Judge Rules to Limit Mandatory Detention of Immigrants in California

Immigration judge grants motion for preliminary injunction requiring the government to give certain immigrants a bond hearing in California.
For Immediate Release :  
May 16, 2014
Issues :  

Media Contact: (415) 621-2493 (press@aclunc.org)

client Bertha Mejia

On Thursday May 15, United States District Court Judge for the Northern District of California, Yvonne Gonzalez Rogers granted a motion for a preliminary injunction and motion for class certification in Preap v. Holder, a class action lawsuit in which Asian Americans Advancing Justice – Asian Law Caucus and the American Civil Liberties Union of Northern California, with lead counsel Keker Van Nest, LLP, challenged the federal government’s practice in California of detaining certain immigrants without bond, often for many months, while they face deportation proceedings.

By refusing these detainees bond hearings at which they can demonstrate their fitness for release because they are neither a flight risk nor a public safety risk, the government was effectively tearing immigrants away from their families, their communities, and their livelihoods and compromising their access to representation.  Many immigrants caught in the mandatory detention dragnet are longtime residents of the United States who have rehabilitated themselves, raised families and they will now have the opportunity to make an individualized case against their detention.   

"This case has the power to stop the federal government’s outrageous process of holding people without bond. We are now one step closer to ensuring those who aspire to be citizens are treated fairly before the law," said lead counsel and Keker & Van Nest Partner Jon Streeter.

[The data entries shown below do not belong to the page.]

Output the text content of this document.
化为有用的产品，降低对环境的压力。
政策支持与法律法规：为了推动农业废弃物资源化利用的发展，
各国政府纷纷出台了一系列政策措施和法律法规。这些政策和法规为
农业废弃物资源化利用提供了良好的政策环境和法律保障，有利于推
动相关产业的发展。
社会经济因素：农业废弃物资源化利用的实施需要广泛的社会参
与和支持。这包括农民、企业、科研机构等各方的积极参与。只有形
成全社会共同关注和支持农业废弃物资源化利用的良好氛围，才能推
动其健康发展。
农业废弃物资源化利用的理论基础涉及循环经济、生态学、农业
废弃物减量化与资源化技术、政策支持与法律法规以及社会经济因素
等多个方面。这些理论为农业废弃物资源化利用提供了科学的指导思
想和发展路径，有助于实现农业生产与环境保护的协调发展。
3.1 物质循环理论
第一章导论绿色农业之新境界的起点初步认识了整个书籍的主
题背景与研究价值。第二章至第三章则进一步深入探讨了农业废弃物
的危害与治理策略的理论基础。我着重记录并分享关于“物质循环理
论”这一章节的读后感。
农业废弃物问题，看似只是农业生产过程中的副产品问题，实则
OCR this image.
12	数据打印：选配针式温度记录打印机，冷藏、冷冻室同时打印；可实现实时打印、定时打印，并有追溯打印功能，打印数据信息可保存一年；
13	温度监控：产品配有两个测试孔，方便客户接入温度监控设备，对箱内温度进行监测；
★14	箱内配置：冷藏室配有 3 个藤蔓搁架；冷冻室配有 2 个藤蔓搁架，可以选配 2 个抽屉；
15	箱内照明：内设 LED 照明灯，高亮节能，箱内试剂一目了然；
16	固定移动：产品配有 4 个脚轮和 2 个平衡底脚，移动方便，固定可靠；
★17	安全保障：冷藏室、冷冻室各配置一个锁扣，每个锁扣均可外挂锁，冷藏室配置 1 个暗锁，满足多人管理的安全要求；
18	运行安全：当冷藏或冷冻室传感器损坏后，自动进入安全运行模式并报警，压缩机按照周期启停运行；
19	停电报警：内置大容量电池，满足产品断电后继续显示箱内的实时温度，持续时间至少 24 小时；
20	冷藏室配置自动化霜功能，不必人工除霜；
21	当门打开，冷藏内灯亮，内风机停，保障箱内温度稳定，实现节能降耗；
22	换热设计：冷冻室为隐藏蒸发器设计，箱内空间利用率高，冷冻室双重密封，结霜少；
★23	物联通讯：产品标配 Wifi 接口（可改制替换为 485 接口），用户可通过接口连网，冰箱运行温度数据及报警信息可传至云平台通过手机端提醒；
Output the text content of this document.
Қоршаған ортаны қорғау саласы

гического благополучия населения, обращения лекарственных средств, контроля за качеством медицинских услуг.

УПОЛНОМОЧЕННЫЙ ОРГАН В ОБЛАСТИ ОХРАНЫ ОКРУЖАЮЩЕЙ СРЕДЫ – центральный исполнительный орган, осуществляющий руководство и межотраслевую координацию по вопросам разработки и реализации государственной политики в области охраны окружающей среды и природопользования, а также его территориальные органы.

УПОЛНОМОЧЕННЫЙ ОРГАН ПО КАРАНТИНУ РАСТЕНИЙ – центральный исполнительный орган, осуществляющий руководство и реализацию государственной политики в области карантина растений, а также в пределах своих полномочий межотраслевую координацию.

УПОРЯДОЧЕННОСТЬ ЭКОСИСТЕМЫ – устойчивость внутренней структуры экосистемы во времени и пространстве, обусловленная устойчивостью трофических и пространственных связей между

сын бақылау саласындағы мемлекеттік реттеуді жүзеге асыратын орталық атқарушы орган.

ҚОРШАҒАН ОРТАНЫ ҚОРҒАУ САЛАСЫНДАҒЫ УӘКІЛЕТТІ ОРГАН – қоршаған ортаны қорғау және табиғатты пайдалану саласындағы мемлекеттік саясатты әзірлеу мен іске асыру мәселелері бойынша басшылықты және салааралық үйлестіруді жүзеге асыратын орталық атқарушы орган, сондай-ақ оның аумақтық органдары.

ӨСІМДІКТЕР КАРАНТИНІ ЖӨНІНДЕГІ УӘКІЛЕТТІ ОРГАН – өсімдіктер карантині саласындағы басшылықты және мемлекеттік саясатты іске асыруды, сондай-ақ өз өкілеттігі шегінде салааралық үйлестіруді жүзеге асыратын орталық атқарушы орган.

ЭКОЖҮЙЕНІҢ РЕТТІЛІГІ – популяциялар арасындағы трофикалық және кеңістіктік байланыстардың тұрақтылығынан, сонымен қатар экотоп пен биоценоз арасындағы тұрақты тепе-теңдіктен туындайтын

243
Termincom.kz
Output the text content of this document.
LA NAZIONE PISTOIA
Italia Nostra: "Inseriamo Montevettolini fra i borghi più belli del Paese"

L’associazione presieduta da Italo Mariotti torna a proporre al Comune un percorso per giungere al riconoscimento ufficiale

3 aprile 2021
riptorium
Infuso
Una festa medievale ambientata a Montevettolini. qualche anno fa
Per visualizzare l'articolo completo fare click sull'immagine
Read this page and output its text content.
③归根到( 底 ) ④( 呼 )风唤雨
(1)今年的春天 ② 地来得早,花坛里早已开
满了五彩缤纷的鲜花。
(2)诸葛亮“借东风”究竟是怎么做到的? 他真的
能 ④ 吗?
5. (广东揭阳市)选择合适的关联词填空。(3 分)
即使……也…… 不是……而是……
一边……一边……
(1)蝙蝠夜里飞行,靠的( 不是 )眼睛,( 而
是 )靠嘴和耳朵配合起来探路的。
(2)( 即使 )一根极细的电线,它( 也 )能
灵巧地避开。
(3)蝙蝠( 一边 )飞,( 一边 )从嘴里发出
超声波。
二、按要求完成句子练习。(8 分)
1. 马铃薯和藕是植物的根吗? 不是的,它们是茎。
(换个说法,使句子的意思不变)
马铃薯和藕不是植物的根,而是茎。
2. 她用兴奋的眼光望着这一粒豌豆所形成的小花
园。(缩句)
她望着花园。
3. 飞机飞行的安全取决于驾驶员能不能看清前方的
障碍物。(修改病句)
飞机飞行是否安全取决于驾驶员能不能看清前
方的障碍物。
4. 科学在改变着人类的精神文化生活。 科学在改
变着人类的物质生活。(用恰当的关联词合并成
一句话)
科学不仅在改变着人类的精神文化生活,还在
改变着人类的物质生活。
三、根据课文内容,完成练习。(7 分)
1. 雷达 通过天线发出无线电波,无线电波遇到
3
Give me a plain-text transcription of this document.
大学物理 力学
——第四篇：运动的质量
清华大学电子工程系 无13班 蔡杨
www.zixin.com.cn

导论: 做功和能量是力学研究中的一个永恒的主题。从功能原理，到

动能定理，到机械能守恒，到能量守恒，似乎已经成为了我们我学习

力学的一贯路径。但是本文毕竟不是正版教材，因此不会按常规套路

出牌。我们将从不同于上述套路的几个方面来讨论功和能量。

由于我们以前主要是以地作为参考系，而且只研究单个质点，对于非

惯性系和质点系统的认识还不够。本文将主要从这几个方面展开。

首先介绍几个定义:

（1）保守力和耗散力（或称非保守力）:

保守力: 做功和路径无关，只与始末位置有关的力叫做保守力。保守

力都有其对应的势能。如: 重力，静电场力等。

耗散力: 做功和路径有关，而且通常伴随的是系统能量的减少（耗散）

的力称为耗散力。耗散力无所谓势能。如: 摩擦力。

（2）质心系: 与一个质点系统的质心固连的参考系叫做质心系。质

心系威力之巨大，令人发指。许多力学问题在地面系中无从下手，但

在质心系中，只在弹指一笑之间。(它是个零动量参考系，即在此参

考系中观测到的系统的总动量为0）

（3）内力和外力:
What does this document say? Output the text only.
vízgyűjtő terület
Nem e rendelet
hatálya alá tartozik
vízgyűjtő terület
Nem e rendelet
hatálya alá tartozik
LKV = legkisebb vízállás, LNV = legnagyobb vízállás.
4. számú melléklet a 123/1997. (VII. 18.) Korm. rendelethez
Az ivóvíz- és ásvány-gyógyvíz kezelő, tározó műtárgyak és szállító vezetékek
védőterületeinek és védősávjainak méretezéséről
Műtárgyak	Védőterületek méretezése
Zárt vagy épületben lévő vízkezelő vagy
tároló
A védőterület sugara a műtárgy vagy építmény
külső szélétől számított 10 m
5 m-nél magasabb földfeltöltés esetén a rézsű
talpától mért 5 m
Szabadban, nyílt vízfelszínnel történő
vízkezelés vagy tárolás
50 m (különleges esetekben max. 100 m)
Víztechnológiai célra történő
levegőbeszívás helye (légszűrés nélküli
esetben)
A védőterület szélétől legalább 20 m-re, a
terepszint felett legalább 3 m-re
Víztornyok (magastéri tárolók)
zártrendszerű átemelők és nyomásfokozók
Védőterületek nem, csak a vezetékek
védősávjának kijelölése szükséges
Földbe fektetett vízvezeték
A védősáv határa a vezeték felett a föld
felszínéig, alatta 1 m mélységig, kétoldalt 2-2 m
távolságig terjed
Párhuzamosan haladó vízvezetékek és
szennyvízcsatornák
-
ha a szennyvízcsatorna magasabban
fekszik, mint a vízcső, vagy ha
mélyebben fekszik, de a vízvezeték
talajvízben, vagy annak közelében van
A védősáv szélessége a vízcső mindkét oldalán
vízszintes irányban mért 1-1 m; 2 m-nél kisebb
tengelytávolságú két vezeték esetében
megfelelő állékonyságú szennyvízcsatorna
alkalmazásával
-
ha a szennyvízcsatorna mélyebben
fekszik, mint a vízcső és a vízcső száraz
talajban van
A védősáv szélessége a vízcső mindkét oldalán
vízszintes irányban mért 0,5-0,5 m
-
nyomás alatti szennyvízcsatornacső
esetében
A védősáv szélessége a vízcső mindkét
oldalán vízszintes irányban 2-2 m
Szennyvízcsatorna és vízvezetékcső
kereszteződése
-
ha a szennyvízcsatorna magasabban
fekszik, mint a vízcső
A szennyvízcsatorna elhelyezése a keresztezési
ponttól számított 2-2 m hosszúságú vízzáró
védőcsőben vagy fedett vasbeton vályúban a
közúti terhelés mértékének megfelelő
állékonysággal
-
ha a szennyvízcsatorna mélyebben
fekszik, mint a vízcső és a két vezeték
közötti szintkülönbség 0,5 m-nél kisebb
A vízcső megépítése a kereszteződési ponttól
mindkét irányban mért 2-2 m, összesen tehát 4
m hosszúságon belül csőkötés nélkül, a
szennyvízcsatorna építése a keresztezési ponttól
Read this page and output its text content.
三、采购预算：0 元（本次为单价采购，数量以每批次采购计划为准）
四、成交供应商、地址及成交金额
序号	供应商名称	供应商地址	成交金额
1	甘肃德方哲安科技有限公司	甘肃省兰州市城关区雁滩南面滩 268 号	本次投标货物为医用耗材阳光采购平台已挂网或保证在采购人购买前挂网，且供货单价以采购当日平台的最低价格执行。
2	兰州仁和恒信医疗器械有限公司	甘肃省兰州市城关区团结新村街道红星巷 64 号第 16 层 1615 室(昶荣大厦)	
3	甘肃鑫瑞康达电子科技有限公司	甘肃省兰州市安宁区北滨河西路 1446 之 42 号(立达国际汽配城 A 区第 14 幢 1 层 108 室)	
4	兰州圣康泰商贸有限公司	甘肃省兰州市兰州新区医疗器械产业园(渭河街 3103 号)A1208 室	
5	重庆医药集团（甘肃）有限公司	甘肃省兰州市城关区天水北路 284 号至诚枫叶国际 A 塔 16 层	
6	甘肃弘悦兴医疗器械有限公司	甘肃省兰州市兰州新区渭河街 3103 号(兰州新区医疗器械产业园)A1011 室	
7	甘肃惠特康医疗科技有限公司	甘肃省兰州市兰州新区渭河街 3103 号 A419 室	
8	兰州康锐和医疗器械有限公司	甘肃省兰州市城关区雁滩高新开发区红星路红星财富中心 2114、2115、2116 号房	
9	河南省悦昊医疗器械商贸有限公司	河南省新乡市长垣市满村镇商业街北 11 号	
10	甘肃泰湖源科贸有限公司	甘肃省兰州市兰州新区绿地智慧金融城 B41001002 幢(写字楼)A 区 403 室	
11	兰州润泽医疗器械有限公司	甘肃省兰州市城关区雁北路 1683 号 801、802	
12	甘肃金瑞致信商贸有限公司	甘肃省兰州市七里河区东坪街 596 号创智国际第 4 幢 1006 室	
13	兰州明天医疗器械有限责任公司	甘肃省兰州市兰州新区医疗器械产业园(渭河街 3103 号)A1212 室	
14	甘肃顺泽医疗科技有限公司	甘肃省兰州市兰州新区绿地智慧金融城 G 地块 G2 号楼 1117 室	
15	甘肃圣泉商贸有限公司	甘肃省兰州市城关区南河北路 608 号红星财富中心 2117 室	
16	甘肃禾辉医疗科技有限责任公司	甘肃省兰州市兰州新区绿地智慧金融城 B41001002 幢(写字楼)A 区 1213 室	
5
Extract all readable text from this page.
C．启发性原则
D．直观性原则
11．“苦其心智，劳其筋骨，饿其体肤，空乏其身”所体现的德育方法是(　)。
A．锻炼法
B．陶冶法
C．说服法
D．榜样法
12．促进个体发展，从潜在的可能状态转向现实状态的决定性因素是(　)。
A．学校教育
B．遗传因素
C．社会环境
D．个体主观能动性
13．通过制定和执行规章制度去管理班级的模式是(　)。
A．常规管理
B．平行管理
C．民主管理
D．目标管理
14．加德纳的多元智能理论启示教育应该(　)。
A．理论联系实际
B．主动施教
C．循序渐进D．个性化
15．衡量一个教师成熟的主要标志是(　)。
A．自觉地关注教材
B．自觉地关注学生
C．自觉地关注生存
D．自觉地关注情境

“Fair process is at the core of our country’s system of justice. The Court rightly acknowledged that not even the government is above the law, and cannot deny bond hearings to individuals who are plainly entitled to them,” said Keker & Van Nest attorney Stacy Chen.

“The decision places some necessary limits on the federal government’s expansive use of mandatory detention, a practice that has been devastating immigrant families for nearly two decades,” said Alison Pennington of Advancing Justice-Asian Law Caucus.

“This is an important victory that pushes back against our inhumane and abusive immigration detention system,” said Julia Harumi Mass, Senior Staff Attorney with the ACLU of Northern California. “In addition to monitoring the compliance with this injunction, the ACLU will continue to seek reforms that respect our fundamental sense of fairness for immigration detainees.”